Hansen’s new approach uses acrylic chemistry as opposed to the traditional styrene chemistry that has been used for many years to synthesise polymer supports. As Hansen points out, water-hating styrene supports work best in non-polar organic solvents. But by using acrylic chemistry, polymers can be made to swell in very hydrophobic environments, as well as water, allowing reactive species to gain better access to reactive sites in the beads. 


Source: © Organic Letters

Hansen and his team have developed a new way to synthesise acrylic polymer beads containing proline and prolineamides

The use of acrylic chemistry in the context of proline-based organocatalysis is novel, according to Carmen Galan, an organic chemist at the University of Bristol in the UK. ’The methodology seems robust and one can envision it could be widely applied to other types of catalysts or molecules,’ she says. 

The new synthetic approach involves just two steps. In the first, proline (meth)acrylates are synthesised from hydroxyproline.

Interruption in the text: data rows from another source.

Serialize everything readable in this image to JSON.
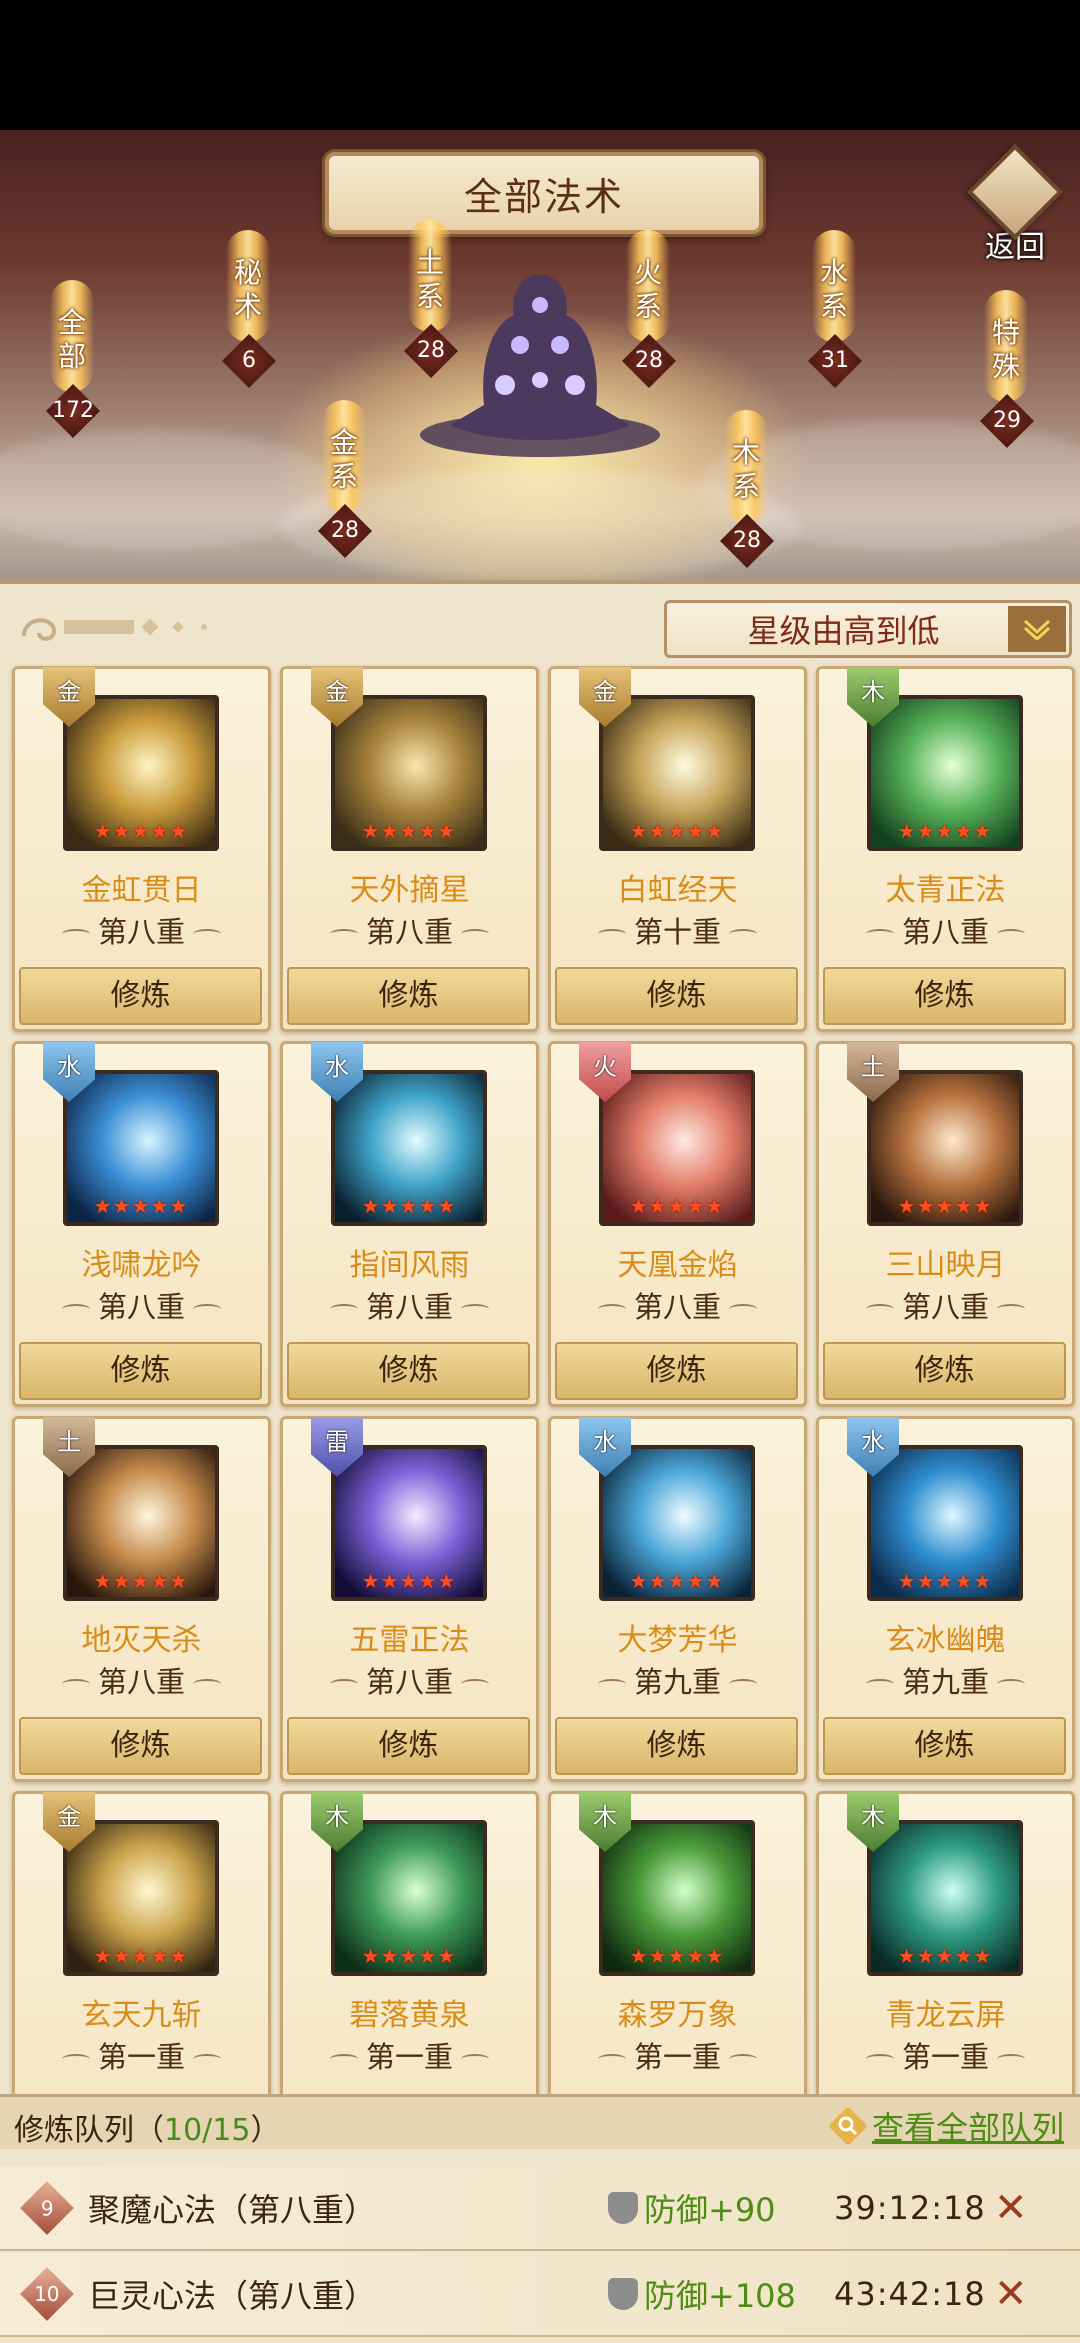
{
  "header": {
    "title": "全部法术",
    "back_label": "返回"
  },
  "schools": [
    {
      "name": "全部",
      "count": "172"
    },
    {
      "name": "秘术",
      "count": "6"
    },
    {
      "name": "土系",
      "count": "28"
    },
    {
      "name": "金系",
      "count": "28"
    },
    {
      "name": "火系",
      "count": "28"
    },
    {
      "name": "木系",
      "count": "28"
    },
    {
      "name": "水系",
      "count": "31"
    },
    {
      "name": "特殊",
      "count": "29"
    }
  ],
  "sort": {
    "label": "星级由高到低"
  },
  "cards": [
    {
      "element": "金",
      "type": "gold",
      "name": "金虹贯日",
      "level": "第八重",
      "stars": "★★★★★",
      "action": "修炼",
      "art": [
        "#fff4c2",
        "#c99a3a",
        "#3a2a14"
      ]
    },
    {
      "element": "金",
      "type": "gold",
      "name": "天外摘星",
      "level": "第八重",
      "stars": "★★★★★",
      "action": "修炼",
      "art": [
        "#f7e6b0",
        "#a8843c",
        "#3a2e18"
      ]
    },
    {
      "element": "金",
      "type": "gold",
      "name": "白虹经天",
      "level": "第十重",
      "stars": "★★★★★",
      "action": "修炼",
      "art": [
        "#fffbe0",
        "#c7a45a",
        "#3a2c14"
      ]
    },
    {
      "element": "木",
      "type": "wood",
      "name": "太青正法",
      "level": "第八重",
      "stars": "★★★★★",
      "action": "修炼",
      "art": [
        "#e6ffd8",
        "#58b35a",
        "#14401e"
      ]
    },
    {
      "element": "水",
      "type": "water",
      "name": "浅啸龙吟",
      "level": "第八重",
      "stars": "★★★★★",
      "action": "修炼",
      "art": [
        "#d8f4ff",
        "#3b8fd6",
        "#0c2446"
      ]
    },
    {
      "element": "水",
      "type": "water",
      "name": "指间风雨",
      "level": "第八重",
      "stars": "★★★★★",
      "action": "修炼",
      "art": [
        "#e2fbff",
        "#3ea3c8",
        "#0a1f2e"
      ]
    },
    {
      "element": "火",
      "type": "fire",
      "name": "天凰金焰",
      "level": "第八重",
      "stars": "★★★★★",
      "action": "修炼",
      "art": [
        "#ffe9e0",
        "#e27d6a",
        "#5a1a1a"
      ]
    },
    {
      "element": "土",
      "type": "earth",
      "name": "三山映月",
      "level": "第八重",
      "stars": "★★★★★",
      "action": "修炼",
      "art": [
        "#ffe7cc",
        "#b7733f",
        "#2a160c"
      ]
    },
    {
      "element": "土",
      "type": "earth",
      "name": "地灭天杀",
      "level": "第八重",
      "stars": "★★★★★",
      "action": "修炼",
      "art": [
        "#fff5dc",
        "#c58b4c",
        "#2a160c"
      ]
    },
    {
      "element": "雷",
      "type": "thunder",
      "name": "五雷正法",
      "level": "第八重",
      "stars": "★★★★★",
      "action": "修炼",
      "art": [
        "#f3ecff",
        "#7a63d8",
        "#140c36"
      ]
    },
    {
      "element": "水",
      "type": "water",
      "name": "大梦芳华",
      "level": "第九重",
      "stars": "★★★★★",
      "action": "修炼",
      "art": [
        "#f0fcff",
        "#4aa6d8",
        "#0a2236"
      ]
    },
    {
      "element": "水",
      "type": "water",
      "name": "玄冰幽魄",
      "level": "第九重",
      "stars": "★★★★★",
      "action": "修炼",
      "art": [
        "#e0f6ff",
        "#2f8ed0",
        "#0c2a4a"
      ]
    },
    {
      "element": "金",
      "type": "gold",
      "name": "玄天九斩",
      "level": "第一重",
      "stars": "★★★★★",
      "action": "",
      "art": [
        "#fff8d0",
        "#caa24a",
        "#2e2210"
      ]
    },
    {
      "element": "木",
      "type": "wood",
      "name": "碧落黄泉",
      "level": "第一重",
      "stars": "★★★★★",
      "action": "",
      "art": [
        "#d8ffd4",
        "#3f9a5a",
        "#0c2e16"
      ]
    },
    {
      "element": "木",
      "type": "wood",
      "name": "森罗万象",
      "level": "第一重",
      "stars": "★★★★★",
      "action": "",
      "art": [
        "#d4ffcc",
        "#4a9a3a",
        "#0f2a10"
      ]
    },
    {
      "element": "木",
      "type": "wood",
      "name": "青龙云屏",
      "level": "第一重",
      "stars": "★★★★★",
      "action": "",
      "art": [
        "#ccfff0",
        "#2e9a80",
        "#0a2a26"
      ]
    }
  ],
  "queue": {
    "title": "修炼队列（",
    "count": "10/15",
    "title_end": "）",
    "view_all": "查看全部队列",
    "rows": [
      {
        "num": "9",
        "name": "聚魔心法（第八重）",
        "bonus": "防御+90",
        "time": "39:12:18"
      },
      {
        "num": "10",
        "name": "巨灵心法（第八重）",
        "bonus": "防御+108",
        "time": "43:42:18"
      }
    ]
  },
  "colors": {
    "accent_gold": "#d88d18",
    "green_text": "#4f8c16",
    "panel_bg": "#efe4cc"
  }
}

In the second, a copolymerisation reaction is used to complete the support, anchoring the catalyst to it during the process. The team are able to adjust the loading (the amount of catalyst required) by changing the ratios of the monomers used - a clear advantage over traditional methods, in which the final loading can be unpredictable, notes Galan. 

’Polystyrene-based proline and proline derivatives are very interesting materials that can act as useful and recyclable organocatalysts,’ says Michelangelo Gruttadauria, an expert in supported catalysts for organocatalysis at the University of Palermo in Italy. ’Hansen has developed this alternative approach that can be further developed in order to obtain supported organocatalysts in a more convenient way.’ 

Hansen and his team have filed a patent for the technique and are already working on expanding its application to other types of catalyst.